On September 17, 1862, at the Battle of Antietam, after first being held in reserve (on account of its losses at South Mountain), Welsh's brigade was placed into action in the afternoon after Burnside exhausted his other troops, capturing the bridge that now bears his name. Against steady opposition, Welsh's troops advanced a mile, entering the village of Sharpsburg (threatening to cut off the Confederate route of escape across the Potomac) before being called back because they could not be supported. This was the furthest Union advance of the battle. As it was, the battle ended largely in a stalemate.

Welsh's performance drew praise from his superiors, and he was promoted to brigadier general of volunteers on November 29, 1862. He briefly returned to regimental command until his promotion was confirmed by the U.S. Senate. He commanded the 45th Pennsylvania Infantry at Fredericksburg and during their subsequent move to Newport News, Virginia .

The Senate confirmed Welsh's promotion on March 13, 1863. He was assigned to command the 1st division of IX Corps, sent west to Kentucky, then south to Mississippi to serve under Maj. Gen. Ulysses S. Grant during the siege of Vicksburg, where he was assigned to guard the exterior of the Union line from attack by Confederate General Joseph E. Johnston.

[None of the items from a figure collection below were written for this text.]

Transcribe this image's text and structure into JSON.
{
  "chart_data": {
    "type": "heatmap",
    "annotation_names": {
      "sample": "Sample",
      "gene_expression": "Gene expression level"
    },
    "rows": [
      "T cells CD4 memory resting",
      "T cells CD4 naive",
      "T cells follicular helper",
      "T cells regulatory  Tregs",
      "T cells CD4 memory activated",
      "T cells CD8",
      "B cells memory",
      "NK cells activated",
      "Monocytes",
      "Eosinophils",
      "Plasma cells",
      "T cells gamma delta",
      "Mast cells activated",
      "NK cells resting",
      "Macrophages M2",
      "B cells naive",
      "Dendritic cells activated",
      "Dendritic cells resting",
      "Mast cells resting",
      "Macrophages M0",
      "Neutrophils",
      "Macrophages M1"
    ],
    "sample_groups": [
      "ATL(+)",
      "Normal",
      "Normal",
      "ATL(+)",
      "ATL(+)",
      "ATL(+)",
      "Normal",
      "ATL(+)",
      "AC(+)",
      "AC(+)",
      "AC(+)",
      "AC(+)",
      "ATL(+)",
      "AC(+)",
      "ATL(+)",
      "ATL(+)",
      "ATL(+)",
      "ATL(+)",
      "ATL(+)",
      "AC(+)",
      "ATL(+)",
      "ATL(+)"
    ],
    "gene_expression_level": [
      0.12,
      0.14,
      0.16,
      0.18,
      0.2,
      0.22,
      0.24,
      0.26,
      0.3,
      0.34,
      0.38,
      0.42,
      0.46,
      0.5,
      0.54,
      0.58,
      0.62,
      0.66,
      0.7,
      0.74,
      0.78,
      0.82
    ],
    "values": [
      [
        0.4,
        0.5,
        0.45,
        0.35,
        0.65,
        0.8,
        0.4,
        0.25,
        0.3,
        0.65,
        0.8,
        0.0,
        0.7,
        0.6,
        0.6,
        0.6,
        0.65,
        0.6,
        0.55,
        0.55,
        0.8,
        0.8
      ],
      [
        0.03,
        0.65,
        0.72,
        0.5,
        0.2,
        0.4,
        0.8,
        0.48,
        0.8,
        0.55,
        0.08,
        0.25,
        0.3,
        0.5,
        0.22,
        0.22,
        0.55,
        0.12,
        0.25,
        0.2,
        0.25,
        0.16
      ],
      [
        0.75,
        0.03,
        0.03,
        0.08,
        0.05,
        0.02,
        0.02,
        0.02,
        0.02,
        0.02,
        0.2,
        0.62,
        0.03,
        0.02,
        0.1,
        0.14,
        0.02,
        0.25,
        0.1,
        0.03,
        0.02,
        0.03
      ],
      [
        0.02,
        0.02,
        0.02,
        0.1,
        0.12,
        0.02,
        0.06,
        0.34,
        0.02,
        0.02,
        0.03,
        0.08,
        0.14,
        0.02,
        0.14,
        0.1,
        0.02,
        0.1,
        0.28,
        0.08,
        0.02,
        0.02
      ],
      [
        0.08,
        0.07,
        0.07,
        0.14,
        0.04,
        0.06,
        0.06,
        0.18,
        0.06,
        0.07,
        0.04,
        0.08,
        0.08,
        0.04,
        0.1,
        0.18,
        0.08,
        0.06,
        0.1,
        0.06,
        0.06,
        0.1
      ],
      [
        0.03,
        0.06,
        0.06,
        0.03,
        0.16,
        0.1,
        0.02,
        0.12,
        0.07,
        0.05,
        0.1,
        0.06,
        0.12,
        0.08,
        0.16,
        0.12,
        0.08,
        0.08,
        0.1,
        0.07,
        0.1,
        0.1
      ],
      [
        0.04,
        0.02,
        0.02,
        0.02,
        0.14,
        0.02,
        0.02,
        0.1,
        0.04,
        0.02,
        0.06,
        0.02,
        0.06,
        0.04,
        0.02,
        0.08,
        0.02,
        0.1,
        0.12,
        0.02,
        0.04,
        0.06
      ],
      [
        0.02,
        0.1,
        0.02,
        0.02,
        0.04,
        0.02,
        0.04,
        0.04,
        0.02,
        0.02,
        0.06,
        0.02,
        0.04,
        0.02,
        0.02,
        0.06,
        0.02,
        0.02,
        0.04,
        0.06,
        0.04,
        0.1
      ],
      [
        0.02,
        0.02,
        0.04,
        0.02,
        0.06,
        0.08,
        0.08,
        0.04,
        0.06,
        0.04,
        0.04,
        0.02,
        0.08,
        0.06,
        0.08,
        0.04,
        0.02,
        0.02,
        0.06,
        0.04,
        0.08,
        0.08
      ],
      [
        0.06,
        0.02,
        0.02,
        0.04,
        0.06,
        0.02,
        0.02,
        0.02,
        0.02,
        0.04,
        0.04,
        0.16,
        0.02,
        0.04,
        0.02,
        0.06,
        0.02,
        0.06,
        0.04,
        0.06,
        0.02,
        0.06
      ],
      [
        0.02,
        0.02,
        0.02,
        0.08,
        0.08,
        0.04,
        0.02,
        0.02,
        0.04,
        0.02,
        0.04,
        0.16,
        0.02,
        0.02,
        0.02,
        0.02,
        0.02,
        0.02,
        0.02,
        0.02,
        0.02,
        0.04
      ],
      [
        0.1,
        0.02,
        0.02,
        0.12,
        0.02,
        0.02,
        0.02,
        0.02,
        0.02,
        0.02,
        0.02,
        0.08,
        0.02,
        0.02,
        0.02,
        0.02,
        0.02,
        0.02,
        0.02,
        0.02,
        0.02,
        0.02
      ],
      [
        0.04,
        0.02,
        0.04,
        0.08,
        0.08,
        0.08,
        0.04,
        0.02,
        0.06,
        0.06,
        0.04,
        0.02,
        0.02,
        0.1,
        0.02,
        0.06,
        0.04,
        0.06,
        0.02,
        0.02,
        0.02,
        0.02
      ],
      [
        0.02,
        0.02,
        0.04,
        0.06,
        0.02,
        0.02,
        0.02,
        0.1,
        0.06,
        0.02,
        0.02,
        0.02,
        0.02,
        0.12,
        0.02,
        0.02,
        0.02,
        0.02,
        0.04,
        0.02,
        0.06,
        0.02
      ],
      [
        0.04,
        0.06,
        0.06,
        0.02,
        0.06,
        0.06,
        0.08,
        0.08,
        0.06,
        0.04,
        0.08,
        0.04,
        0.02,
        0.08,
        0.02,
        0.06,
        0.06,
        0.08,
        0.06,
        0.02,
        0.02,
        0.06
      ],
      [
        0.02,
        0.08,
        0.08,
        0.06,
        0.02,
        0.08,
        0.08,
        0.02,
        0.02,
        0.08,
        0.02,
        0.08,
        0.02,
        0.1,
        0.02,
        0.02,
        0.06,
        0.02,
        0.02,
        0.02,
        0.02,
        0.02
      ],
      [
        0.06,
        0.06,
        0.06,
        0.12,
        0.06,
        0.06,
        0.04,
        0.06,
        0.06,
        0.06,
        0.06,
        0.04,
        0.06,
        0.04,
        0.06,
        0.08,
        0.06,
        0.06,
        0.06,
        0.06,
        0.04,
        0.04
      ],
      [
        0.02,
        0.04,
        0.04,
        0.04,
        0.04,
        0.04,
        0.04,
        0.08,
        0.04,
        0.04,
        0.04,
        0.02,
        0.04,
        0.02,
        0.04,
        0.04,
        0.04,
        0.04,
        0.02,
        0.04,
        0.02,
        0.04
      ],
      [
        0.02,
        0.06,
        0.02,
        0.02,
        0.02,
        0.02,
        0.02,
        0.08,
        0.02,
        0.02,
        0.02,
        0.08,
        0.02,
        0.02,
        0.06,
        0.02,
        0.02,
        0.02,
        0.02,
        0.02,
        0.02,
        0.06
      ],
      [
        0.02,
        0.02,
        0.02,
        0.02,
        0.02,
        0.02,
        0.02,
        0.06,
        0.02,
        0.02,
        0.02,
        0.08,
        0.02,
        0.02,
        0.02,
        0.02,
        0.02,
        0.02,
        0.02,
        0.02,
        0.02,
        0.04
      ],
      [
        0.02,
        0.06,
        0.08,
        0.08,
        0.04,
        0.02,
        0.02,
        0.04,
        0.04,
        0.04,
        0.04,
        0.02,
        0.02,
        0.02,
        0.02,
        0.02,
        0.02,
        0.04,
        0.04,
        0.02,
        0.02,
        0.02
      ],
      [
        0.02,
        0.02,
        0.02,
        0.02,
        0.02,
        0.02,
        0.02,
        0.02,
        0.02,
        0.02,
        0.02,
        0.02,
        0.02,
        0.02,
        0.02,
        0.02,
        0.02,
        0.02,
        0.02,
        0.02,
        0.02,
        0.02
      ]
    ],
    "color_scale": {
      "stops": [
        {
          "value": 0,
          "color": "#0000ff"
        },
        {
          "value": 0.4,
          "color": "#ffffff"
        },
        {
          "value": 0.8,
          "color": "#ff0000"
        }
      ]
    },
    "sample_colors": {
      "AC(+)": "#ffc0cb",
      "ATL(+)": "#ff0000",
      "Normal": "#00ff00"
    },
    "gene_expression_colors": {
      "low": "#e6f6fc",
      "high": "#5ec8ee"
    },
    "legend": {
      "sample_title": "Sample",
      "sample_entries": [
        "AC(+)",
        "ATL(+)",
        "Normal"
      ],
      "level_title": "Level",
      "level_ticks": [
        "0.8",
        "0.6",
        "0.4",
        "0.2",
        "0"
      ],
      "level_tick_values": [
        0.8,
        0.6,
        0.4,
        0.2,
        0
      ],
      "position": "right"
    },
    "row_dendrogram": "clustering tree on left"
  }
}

Upon the surrender of Vicksburg, he marched with Maj. Gen. William T. Sherman to Jackson, Mississippi, and defeated the Confederates at the Battle of Jackson. Welsh contracted a malarial fever during this campaign, from which he died in Cincinnati, Ohio, on August 14, 1863. He was buried in Mount Bethel Cemetery in his native Columbia.

==Namesake==
After the Civil War, Grand Army of the Republic Post #118 in Columbia was named for Welsh. For many years, this was one of the most active G.A.R. posts in Pennsylvania. The Sons of Union Veterans of the Civil War have a General Thomas Welsh Camp in Lancaster.